On September 5, the benchmark S&P BSE Sensex soared 412 points to a three-week high after new RBI Governor Raghuram Rajan whetted the appetite of investors with a spate of measures including steps to boost the rupee and revive economic growth.
On September 6, the Sensex extended gains for the third session in a row, surging 290 points to close above the 19,000 level for the first time in three weeks as the rupee continued to strengthen.
"The positive reaction from the markets to Dr Rajan’s appointment is similar to when Mr P Chidambaram took over as the Finance Minister and announced a series of reforms...
"Indeed there is no good precedent to this as Chidambaram’s big entry last year was somewhat dampened earlier this year when the market placed too much hope on the Union Budget, only to be disappointed when it didn’t hear any ‘big bang’ reforms," Macquarie said.
He (Chidambaram) seems to be fighting a lone battle to meet the fiscal deficit target of 4.8 percent while his party is busy rolling out the food security bill, Macquarie said adding that
"Rajan will likely face similar issues in that his far reaching yet perceived 'radical' ideas may not find favour with the majority in the government."
According to Macquarie, monetary policy alone won't do the trick, as economic data continues to be weak, uncertainty around quantitative easing still persists and the earnings season next month is likely to disappoint.

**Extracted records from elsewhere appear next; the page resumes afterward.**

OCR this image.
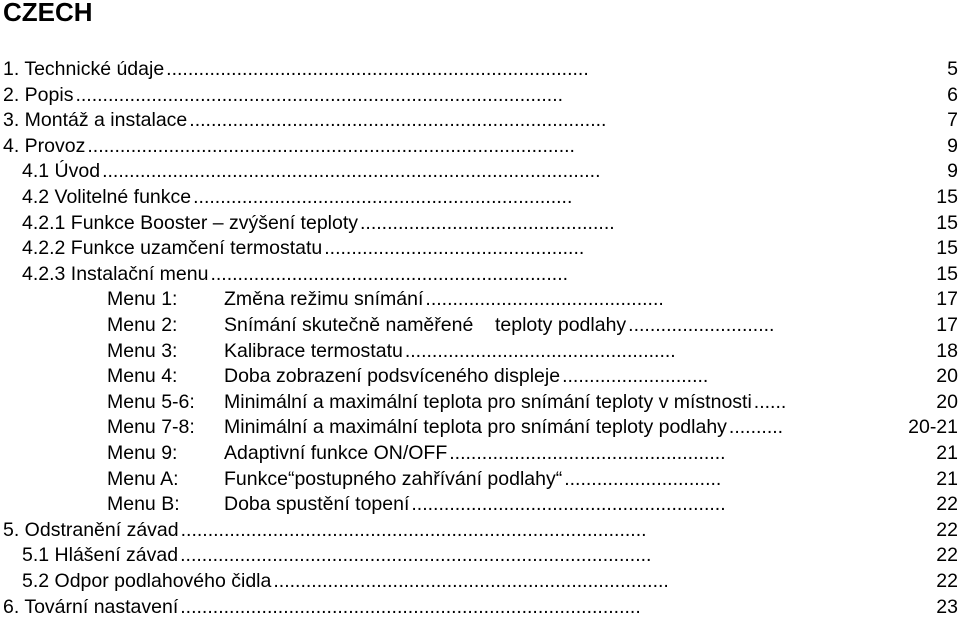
CZECH
1. Technické údaje ..............................................................................	5
2. Popis ..........................................................................................	6
3. Montáž a instalace .............................................................................	7
4. Provoz ..........................................................................................	9
4.1 Úvod ............................................................................................	9
4.2 Volitelné funkce ......................................................................	15
4.2.1 Funkce Booster – zvýšení teploty ...............................................	15
4.2.2 Funkce uzamčení termostatu ................................................	15
4.2.3 Instalační menu ..................................................................	15
Menu 1: Změna režimu snímání ............................................	17
Menu 2: Snímání skutečně naměřené    teploty podlahy ...........................	17
Menu 3: Kalibrace termostatu ..................................................	18
Menu 4: Doba zobrazení podsvíceného displeje ...........................	20
Menu 5-6: Minimální a maximální teplota pro snímání teploty v místnosti ......	20
Menu 7-8: Minimální a maximální teplota pro snímání teploty podlahy ..........	20-21
Menu 9: Adaptivní funkce ON/OFF ...................................................	21
Menu A: Funkce“postupného zahřívání podlahy“ .............................	21
Menu B: Doba spustění topení ..........................................................	22
5. Odstranění závad ......................................................................................	22
5.1 Hlášení závad .......................................................................................	22
5.2 Odpor podlahového čidla .........................................................................	22
6. Tovární nastavení .....................................................................................	23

"That said, better clarity on the RBI's stance and direction of future policy would go a long way in instilling confidence in markets," Macquarie added.
More measures are in the pipeline over the next several weeks, including the all-important RBI mid -quarter review on September 20 where the statement will likely be closely scrutinised for any major change in the central Bank's stance.
"We don't think there will be complete reversal in the RBI's current stance of maintaining tight liquidity else it runs the risk of yields falling and capital flowing out leading to further pressure on the currency and higher inflation expectations," Macquarie said.